Akhir Penantian

875 78 7
                                        

Mustapha menghentikan kendaraan di depan sebuah gedung apartemen berlantai tiga dengan desain yang sangat cantik. Seokjin turun dari mobil tersebut sementara menunggu Mustapha mengeluarkan kopernya dari bagasi. Seokjin tak keberatan melakukannya sendiri namun Mustapha selalu berkata 'I will do it, Sir' atau 'It's my responsibility, Sir'. Maka, Seokjin pun tak ingin menyinggungnya.

"Merci beaucoup, Mustapha. Be careful on your way back." Seokjin mengucapkan terima kasih yang dibalas dengan senyuman dan anggukan oleh Mustapha. Seokjin memasuki gedung apartemen setelah Mustapha pergi dan menaiki tangga menuju lantai tiga yang lumayan melelahkan. 

"Dasar Namjoon! Pasti sengaja memilih apartemen yang tidak ada lift supaya bisa berolahraga. Untung koperku ringan."

Ketika akhirnya ia berada di lantai teratas, Seokjin menghembuskan nafas lega. 

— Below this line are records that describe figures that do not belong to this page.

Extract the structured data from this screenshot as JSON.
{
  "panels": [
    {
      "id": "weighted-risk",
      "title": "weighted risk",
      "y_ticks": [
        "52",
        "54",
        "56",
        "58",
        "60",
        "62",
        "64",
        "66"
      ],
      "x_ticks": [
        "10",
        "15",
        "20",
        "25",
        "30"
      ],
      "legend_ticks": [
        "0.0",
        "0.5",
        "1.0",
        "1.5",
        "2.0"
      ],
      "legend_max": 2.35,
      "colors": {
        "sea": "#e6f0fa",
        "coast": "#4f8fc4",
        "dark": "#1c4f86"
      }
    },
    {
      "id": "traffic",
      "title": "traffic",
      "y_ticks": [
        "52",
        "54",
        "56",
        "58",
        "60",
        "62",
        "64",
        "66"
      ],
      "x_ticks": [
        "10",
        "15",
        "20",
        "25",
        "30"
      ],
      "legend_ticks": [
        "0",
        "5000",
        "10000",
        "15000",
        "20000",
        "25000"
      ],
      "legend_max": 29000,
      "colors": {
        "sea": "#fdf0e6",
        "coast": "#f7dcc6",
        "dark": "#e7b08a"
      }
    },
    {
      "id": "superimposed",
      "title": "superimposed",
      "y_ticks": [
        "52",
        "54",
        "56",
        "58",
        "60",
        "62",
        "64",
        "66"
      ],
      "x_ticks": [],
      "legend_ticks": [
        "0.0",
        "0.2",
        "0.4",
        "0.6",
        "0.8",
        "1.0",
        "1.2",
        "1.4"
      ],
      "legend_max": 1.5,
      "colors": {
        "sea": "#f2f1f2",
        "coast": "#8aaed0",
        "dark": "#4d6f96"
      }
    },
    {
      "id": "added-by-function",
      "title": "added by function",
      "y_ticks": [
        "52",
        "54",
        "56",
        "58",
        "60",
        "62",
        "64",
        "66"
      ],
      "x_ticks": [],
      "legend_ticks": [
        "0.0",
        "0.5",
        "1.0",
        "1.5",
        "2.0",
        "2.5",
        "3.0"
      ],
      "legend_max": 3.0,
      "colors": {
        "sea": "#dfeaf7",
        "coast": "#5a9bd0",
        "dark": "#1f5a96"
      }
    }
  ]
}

"Aku sudah tambah tua." Seokjin mengeluh karena merasa sedikit kehabisan nafas. Ia menengok ke kanan dan kiri untuk melihat nomor apartemen yang terpasang di pintu. "Ah, ke sana." Seokjin berjalan ke kiri dan menemukan apartemen nomor 312 milik Namjoon. Ia tiba-tiba merasa gugup. Bagaimana kalau Namjoon tidak di rumah? Bagaimana kalau Namjoon tidak suka ia datang ke sini? Bagaimana kalau nan-

"Ah, aku harus berpikir positif," kata Seokjin menyemangati diri sendiri. "Baiklah. Tekan belnya, Seokjin."

Seokjin menekan bel satu kali dan menunggu. Ia menekan bel sekali lagi dan mendengar seseorang berteriak, "J'arrive!"

"Itu suara Namjoon. Dia bisa Bahasa Prancis? Daebak!" gumam Seokjin.

Pintu terbuka dengan gerakan super lambat di mata Seokjin sebelum akhirnya ia melihat kekasihnya yang masih mengenakan kemeja dan dasi yang terpasang longgar.

"Jinseok?" Namjoon terbelalak.

"Kejutan!" Seokjin berkata sambil menampilkan senyuman terbaiknya.

"Jinseok? Ya, Tuhan! JINSEOK!"

Namjoon memeluk Seokjin dengan sangat erat.

"Joonie-ah, tulangku bisa remuk kalau begini."

"Maafkan aku. Aku tidak menyangka kau ada di sini. Aku sangat merindukanmu."

"Aku juga," balas Seokjin sambil menempelkan telapak tangannya ke pipi kiri Namjoon. "Joonie-ah, aku perlu ke kamar kecil."

"Oh! Ya ya. Ayo, masuk. Maaf, aku sampai lupa mengajakmu masuk. Sini, aku bawakan kopermu."

"Terima kasih."

"Kamar kecilnya di sana. Belok kiri, pintu coklat," ucap Namjoon sambil membantu Seokjin melepaskan tas punggungnya.

"Oke. Sebentar ya."

Seokjin merasa lega setelah menuntaskan kegiatannya di kamar kecil. Ia keluar dari kamar kecil dan mencari Namjoon yang berada di depan kulkas menyiapkan sesuatu.

"Sedang apa?"

"Hm? Oh, aku cuma membuatkanmu minuman."

Seokjin berdiri di samping Namjoon dan mengecup pipinya. "Terima kasih, Sayang."

"Sama-sama, Baby."

---

Malam itu, Namjoon mengajak Seokjin ke sebuah rumah makan kecil berjarak lima belas menit jalan kaki dari apartemennya. Mereka menikmati Couscous yang dibentuk seperti piramida, kopi Maroko, serta Falafel. Sebagai pemain di dunia kuliner, pengalamannya memakan makanan Timur Tengah sungguh menyenangkan. Seokjin sangat menikmatinya.

---

"Dari mana kau tahu tempat ini, Joonie-ah? Enak sekali masakannya."

"Beberapa staf kedutaan merekomendasikannya. Itu tempat makan favoritku di sini, sejauh ini. Tapi juga ada beberapa tempat lain yang tidak mengecewakan."